- Hanover Heights Neighborhood Historic District
- U.S. National Register of Historic Places
- U.S. Historic district
- Boulevard Apartments, part of the historic district
- Location: Roughly bounded by Olathe Blvd., Frances St., 43rd Ave., and State Line Rd., Kansas City, Kansas
- Coordinates: 39°3′9″N 94°36′38″W﻿ / ﻿39.05250°N 94.61056°W
- Area: 15.5 acres (6.3 ha)
- Built: 1921
- Architect: Faulkner, W.P.; Shepard, Charles
- Architectural style: Prairie School, Bungalow/Craftsman, Homestead;Foursquare
- NRHP reference No.: 90000776
- Added to NRHP: May 17, 1990

= Hanover Heights Neighborhood Historic District =

Historic district in Kansas, United States

The Hanover Heights Historic District area was developed between 1912 and 1930. It is a 15.5 acre district containing 90 contributing buildings located between State Line Road and Rainbow Boulevard to Olathe Boulevard and West 43rd Avenue in Kansas City, Kansas.
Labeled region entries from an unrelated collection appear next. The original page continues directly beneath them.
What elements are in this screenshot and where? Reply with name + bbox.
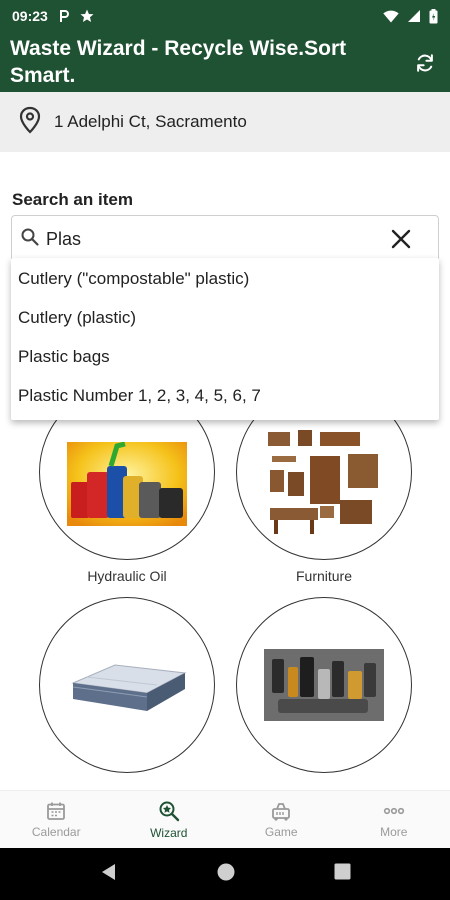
item-circle[interactable] bbox=[236, 597, 412, 773]
nav-item-more[interactable]: More bbox=[338, 791, 450, 848]
nav-label: Calendar bbox=[31, 824, 81, 839]
star-icon bbox=[80, 9, 94, 23]
back-icon bbox=[101, 863, 115, 880]
system-nav-bar bbox=[0, 848, 450, 900]
suggestion-item[interactable]: Plastic Number 1, 2, 3, 4, 5, 6, 7 bbox=[11, 376, 439, 415]
grid-item-mattress[interactable] bbox=[39, 597, 215, 781]
wizard-icon bbox=[159, 801, 179, 821]
oil-containers-image bbox=[67, 442, 187, 526]
suggestion-item[interactable]: Cutlery (plastic) bbox=[11, 298, 439, 337]
more-icon bbox=[383, 807, 404, 814]
nav-label: Game bbox=[264, 824, 298, 839]
back-button[interactable] bbox=[100, 863, 118, 886]
item-label: Hydraulic Oil bbox=[87, 568, 167, 584]
wifi-icon bbox=[383, 10, 399, 23]
recents-icon bbox=[334, 863, 350, 880]
app-bar: Waste Wizard - Recycle Wise.Sort Smart. bbox=[0, 32, 450, 92]
recents-button[interactable] bbox=[334, 863, 351, 885]
battery-icon bbox=[429, 8, 438, 24]
nav-label: Wizard bbox=[150, 825, 188, 840]
refresh-icon bbox=[417, 54, 433, 72]
signal-icon bbox=[407, 9, 421, 23]
grid-item-batteries[interactable] bbox=[236, 597, 412, 781]
batteries-image bbox=[264, 649, 384, 721]
calendar-icon bbox=[47, 802, 66, 820]
suggestion-dropdown: Cutlery ("compostable" plastic) Cutlery … bbox=[11, 258, 439, 420]
search-icon bbox=[20, 227, 40, 252]
nav-item-calendar[interactable]: Calendar bbox=[0, 791, 113, 848]
close-icon bbox=[391, 229, 411, 249]
home-button[interactable] bbox=[216, 862, 236, 887]
clear-search-button[interactable] bbox=[388, 226, 414, 252]
game-icon bbox=[272, 802, 291, 821]
parking-icon bbox=[58, 9, 70, 23]
search-input[interactable] bbox=[46, 228, 376, 250]
suggestion-item[interactable]: Cutlery ("compostable" plastic) bbox=[11, 259, 439, 298]
nav-item-wizard[interactable]: Wizard bbox=[113, 791, 226, 848]
status-bar: 09:23 bbox=[0, 0, 450, 32]
item-label: Furniture bbox=[295, 568, 353, 584]
nav-item-game[interactable]: Game bbox=[225, 791, 338, 848]
nav-label: More bbox=[380, 824, 408, 839]
status-time: 09:23 bbox=[12, 8, 48, 24]
search-box[interactable] bbox=[11, 215, 439, 263]
furniture-image bbox=[268, 430, 378, 534]
location-bar[interactable]: 1 Adelphi Ct, Sacramento bbox=[0, 92, 450, 152]
item-circle[interactable] bbox=[39, 597, 215, 773]
refresh-button[interactable] bbox=[410, 48, 440, 78]
search-label: Search an item bbox=[12, 190, 133, 209]
location-address: 1 Adelphi Ct, Sacramento bbox=[54, 112, 247, 131]
bottom-nav: Calendar Wizard Game More bbox=[0, 790, 450, 848]
location-pin-icon bbox=[18, 106, 42, 139]
app-title: Waste Wizard - Recycle Wise.Sort Smart. bbox=[10, 37, 347, 87]
mattress-image bbox=[71, 664, 187, 711]
suggestion-item[interactable]: Plastic bags bbox=[11, 337, 439, 376]
home-icon bbox=[217, 863, 234, 880]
It was placed on Register of Historic Kansas Places on December 2, 1989. It was placed on National Register of Historic Places on May 17, 1990.

In September 2012, it became the center point for The Kansas City Startup Village (KCSV), an entrepreneur-led, organic, grassroots initiative helping to solidify Kansas City as a premiere startup city in America. The KCSV operates under the Twitter username @KCSV and hashtag #KCSV. Google Fiber Ignites Kansas City Startup Scene

The district includes the Judge Louis R. Gates Residence (c. 1922–1923), a Prairie style residence at 4146 Cambridge Street, designed by Clarence Shepard, which was separately listed on the National Register in 1980.